Thursday, September 18, 2014

The Scream of the Suffering

There is a scream that reverberates in the soul during suffering.  Perhaps you have heard it in the whispered "Why's"...  Maybe it echoed in the deep, gasping breaths of someone who was hurting.  But perhaps-- perhaps you have felt it.  Have heard it pounding in your head.  Have had it shaking your insides desperate to get out. 
So very often we push it down in shame, in "proper", in guilt, in frustration, in confusion...
At times it is a never- ending sound that torments.  It can build in intensity until it becomes all you hear -- the numbing of your voice & other's voices & life buzzing around you -- drowned out by the single, agonizing scream of heartache, usually of loss that is either very, very real or at the very least, very perceived to overwhelm your reality.
At times it feels as though it will go on forever.  Hearing anything beyond that scream becomes so difficult that you imagine it will never ever ever go away.  And sometimes that idea - the idea that the scream will be a part of your soul forever - becomes almost scarier than what has happened.
Oh if we only had a scream place, right??  A place where we didn't feel like that scream had to be stifled & shut down only to be ringing in our head driving us crazy.... A place where we could just scream it out and maybe, just maybe it would stop. 
There is such a place.
There is a place hidden away from everything & everyone.  No one else can enter that place with you - and in the hiding away there, it is safe.  You can enter & you can scream & fight & cry all you want. There, I am able to lay down the frustration, the confusion, the pain.  I lay down what is expected of me by others & even worse - the expectations I have for myself.  I lay down the guilt of every. single. one. of those expectations & every. single. piece. of both my real & my perceived despair & loss. I lay it all out & still - still I am protected & allowed to just be.
You see, in my life, time has marched on.  The scream of loss has dulled as I have crawled back into that place over & over & over again.  The other day I felt it rise in my head again while listening to a dear child sing a sweet Christmas song.  Suddenly the scream was there - "WHY NOT ONE MORE FOR US?  WHY WOULD YOU NOT ALLOW THAT FOR US??".  And I felt like I couldn't breathe & certainly couldn't think & my eyes shut in the pain of the scream of the loss of what could have been, what felt like it should have been, what most likely never will be. 
But I took a deep, shuttering breath & felt the tug.
"Come." 
"Come to the screaming place with Me."
So I did.  In that very moment I let go of the breath I was holding, entered the hiding place & let the scream out: "It still hurts so bad!  I still don't understand it!"  And then I took another deep breath...  I looked into the face of the child singing -  I smiled & I thanked God he was there & had a family who loved him... and the scream went away for yet another time.   
It still amazes me that in that place I can let out the scream.  There is no sense of proper there.  No sense of expectation there.  No sense of guilt there.  The loss is shared.  The burden of carrying it alone is lifted. 
Even more amazing - I. AM. INVITED.
And gift of all gifts - You are invited too.   All of us who realize we can't ignore the scream any longer.  Can't dull it anymore with all the good things we try to do to make it go away.  Can't make it dim by any distraction, any food, any tangible thing, any alcohol, any drugs, anything addictive that only distracts instead of allowing us to simply scream it out. 
Did you hear that??
We are told to just COME.  To come because we are the ones weary & burdened.  And He is the steady, able to carry our load.

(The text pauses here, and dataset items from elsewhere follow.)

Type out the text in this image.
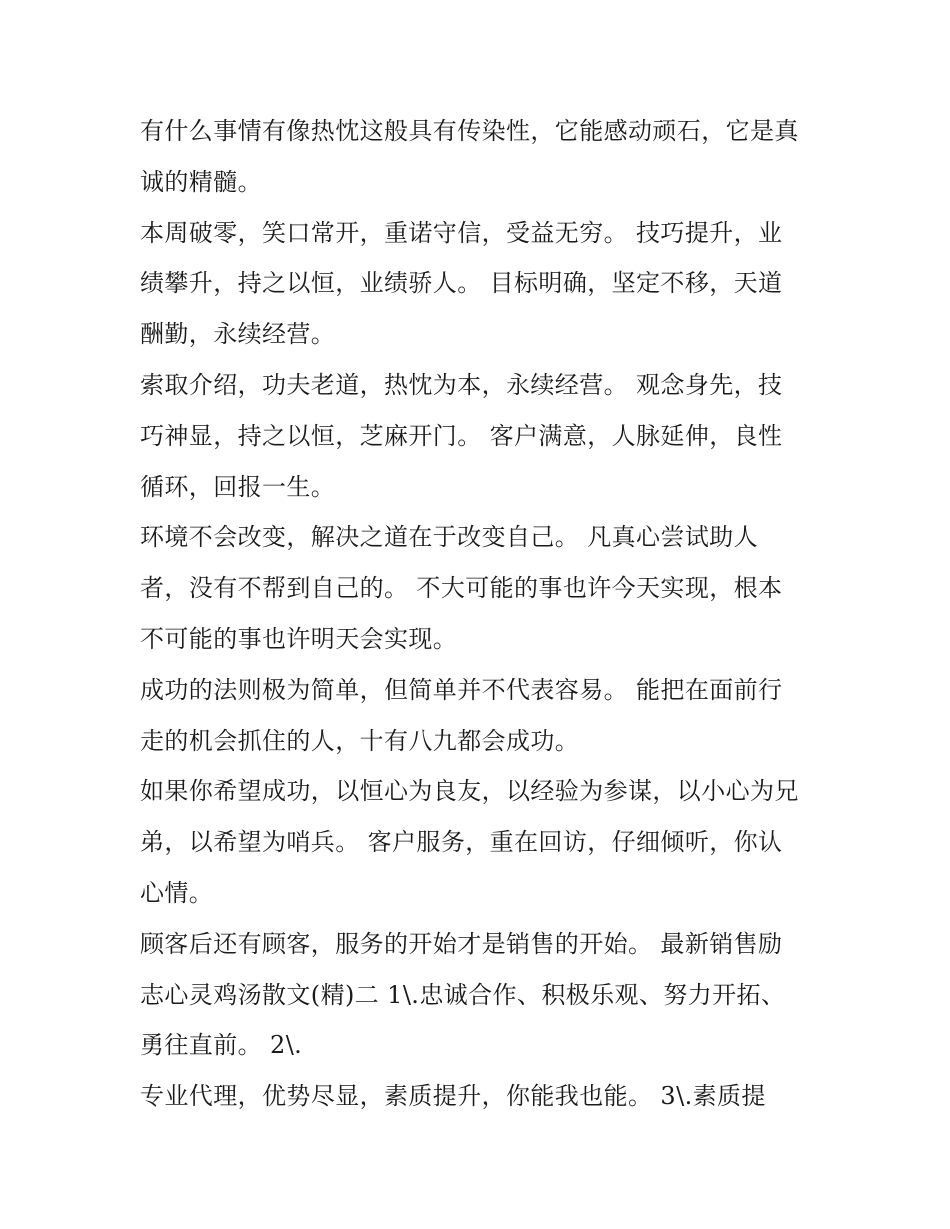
有什么事情有像热忱这般具有传染性，它能感动顽石，它是真
诚的精髓。
本周破零，笑口常开，重诺守信，受益无穷。 技巧提升，业
绩攀升，持之以恒，业绩骄人。 目标明确，坚定不移，天道
酬勤，永续经营。
索取介绍，功夫老道，热忱为本，永续经营。 观念身先，技
巧神显，持之以恒，芝麻开门。 客户满意，人脉延伸，良性
循环，回报一生。
环境不会改变，解决之道在于改变自己。 凡真心尝试助人
者，没有不帮到自己的。 不大可能的事也许今天实现，根本
不可能的事也许明天会实现。
成功的法则极为简单，但简单并不代表容易。 能把在面前行
走的机会抓住的人，十有八九都会成功。
如果你希望成功，以恒心为良友，以经验为参谋，以小心为兄
弟，以希望为哨兵。 客户服务，重在回访，仔细倾听，你认
心情。
顾客后还有顾客，服务的开始才是销售的开始。 最新销售励
志心灵鸡汤散文(精)二 1\.忠诚合作、积极乐观、努力开拓、
勇往直前。 2\.
专业代理，优势尽显，素质提升，你能我也能。 3\.素质提
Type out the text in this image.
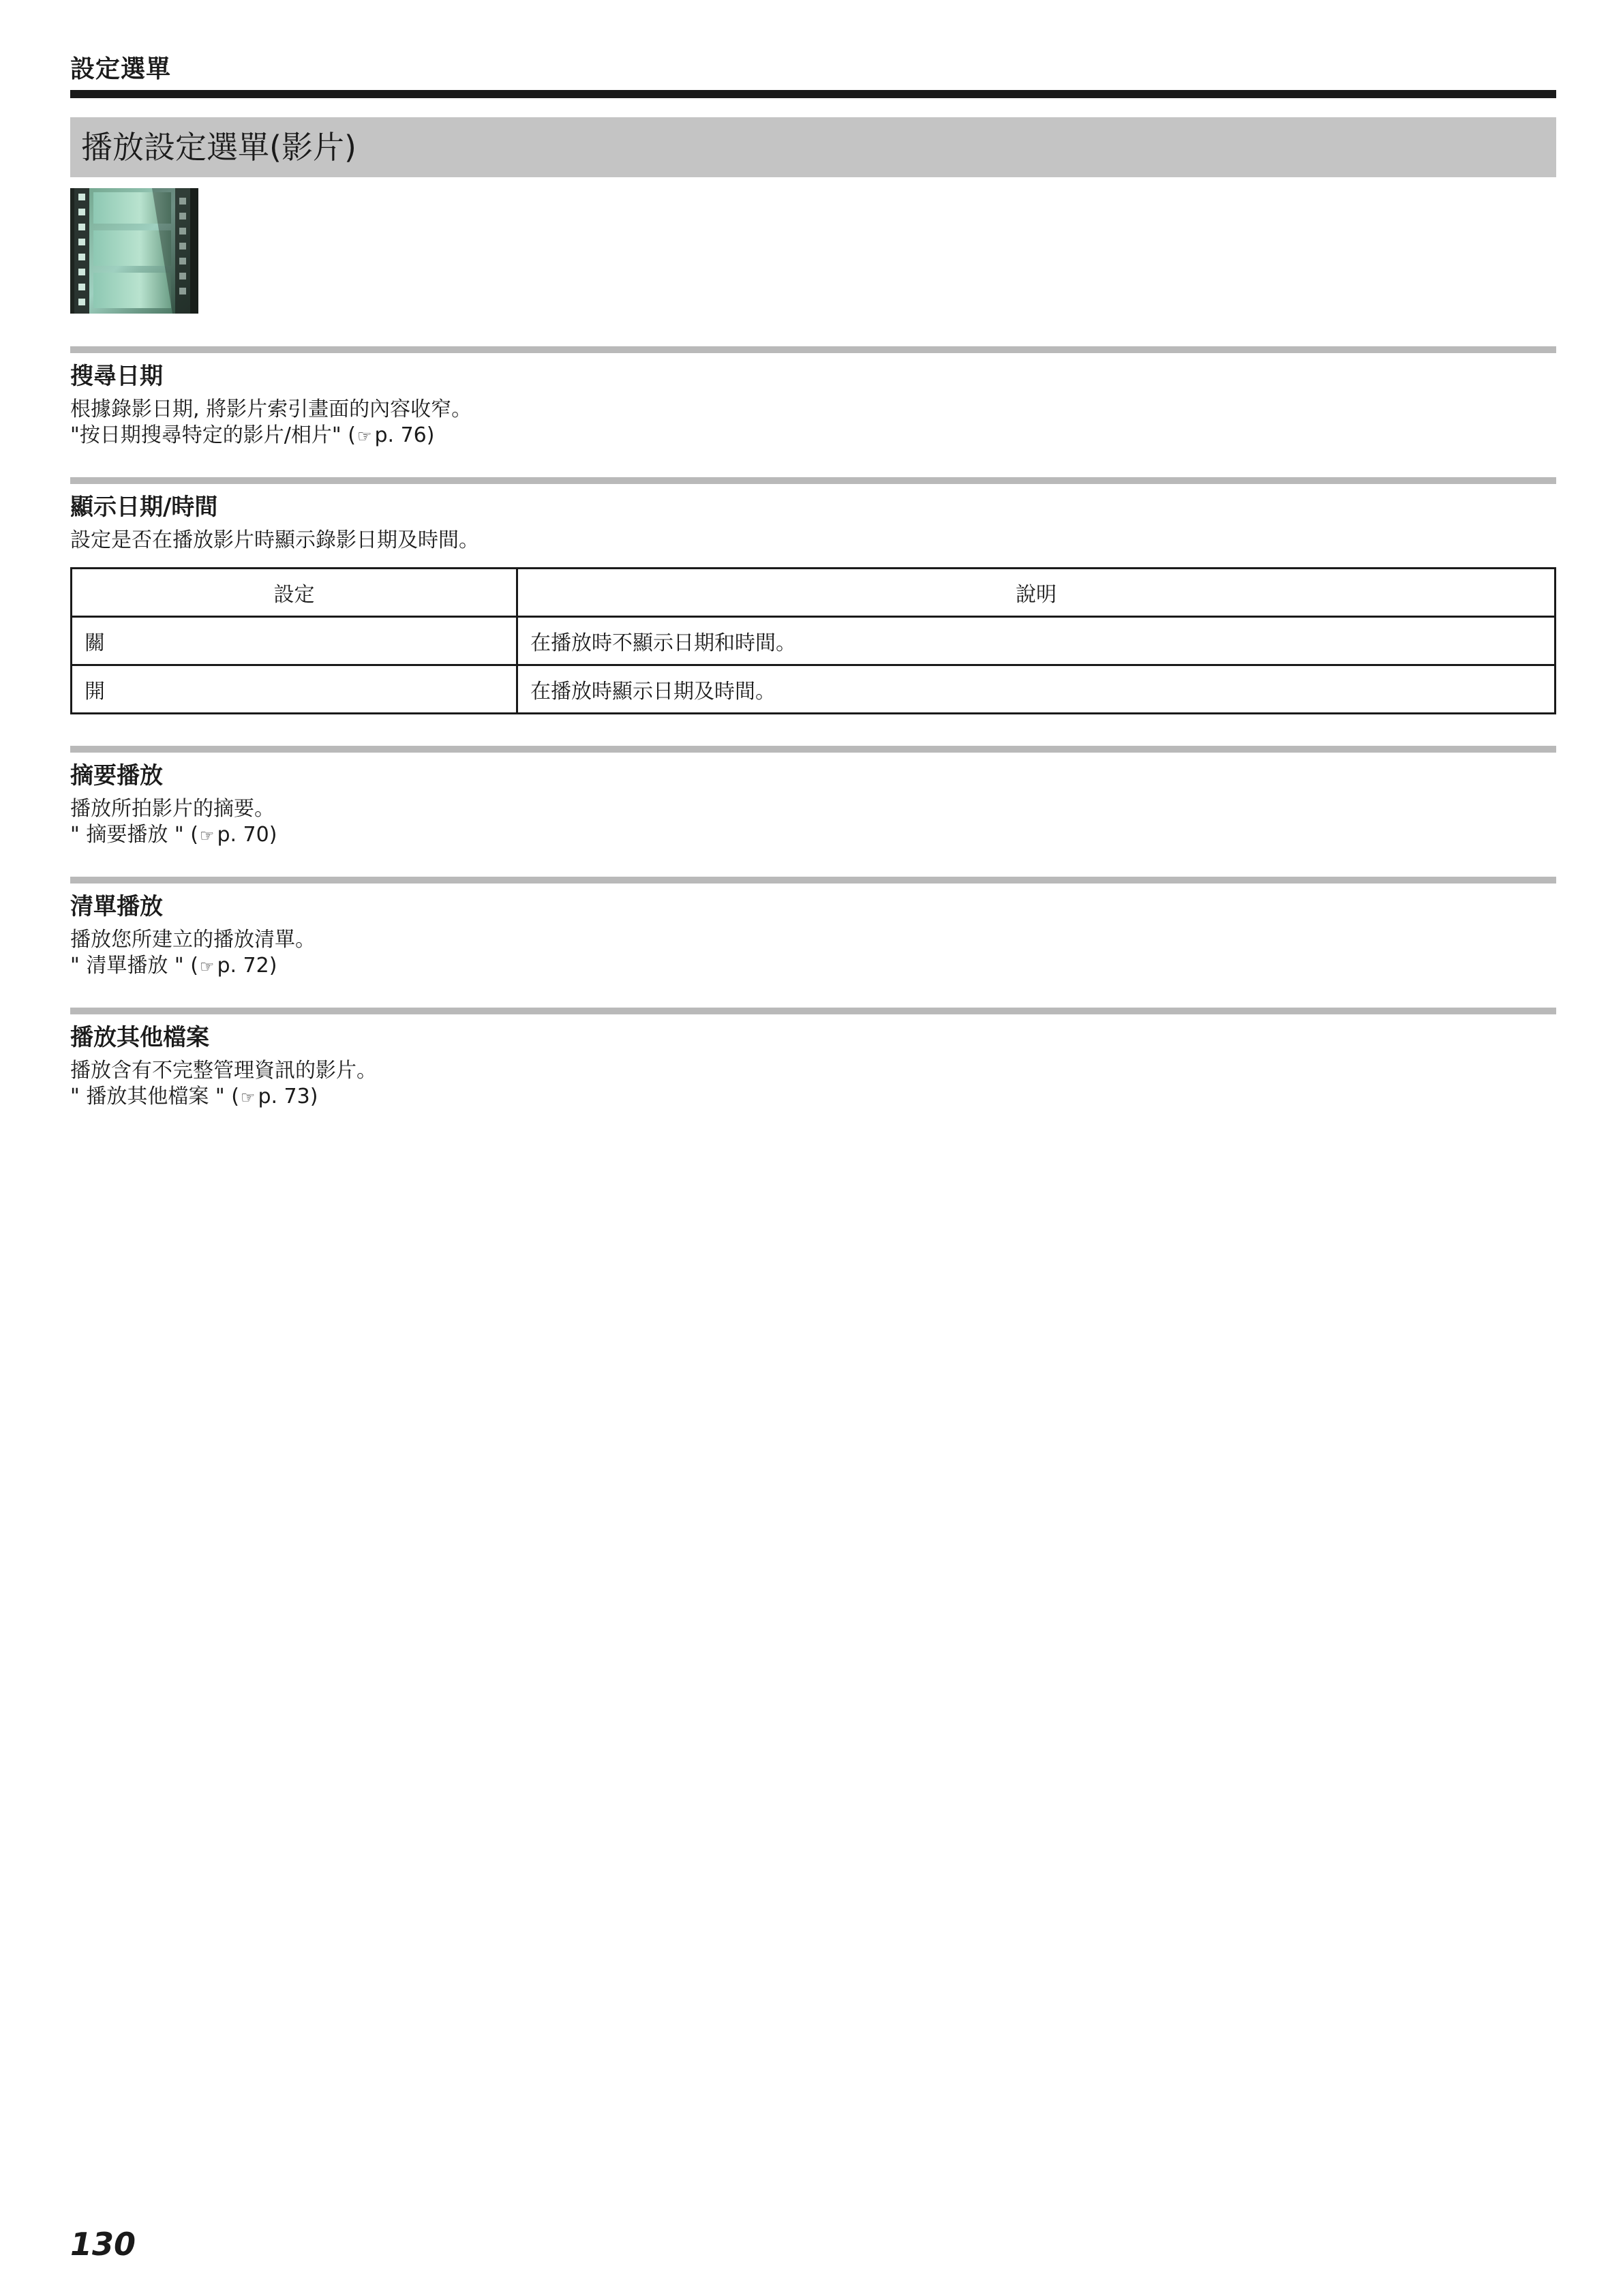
設定選單
播放設定選單(影片)
搜尋日期
根據錄影日期, 將影片索引畫面的內容收窄。
"按日期搜尋特定的影片/相片" (☞ p. 76)
顯示日期/時間
設定是否在播放影片時顯示錄影日期及時間。
設定	說明
關	在播放時不顯示日期和時間。
開	在播放時顯示日期及時間。
摘要播放
播放所拍影片的摘要。
" 摘要播放 " (☞ p. 70)
清單播放
播放您所建立的播放清單。
" 清單播放 " (☞ p. 72)
播放其他檔案
播放含有不完整管理資訊的影片。
" 播放其他檔案 " (☞ p. 73)
130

He is the rest, longing to share it with us.  He is the grace - the unearned, undeserved favor.  He is the peace that passes even our frail attempts at understanding. 
Goodness knows we could use just use a place like that.

28 “Come to me, all you who are weary and burdened, and I will give you rest. 29 Take my yoke upon you and learn from me, for I am gentle and humble in heart, and you will find rest for your souls. 30 For my yoke is easy and my burden is light."  Matthew 11
(At Eternity's Gate by Van Gogh)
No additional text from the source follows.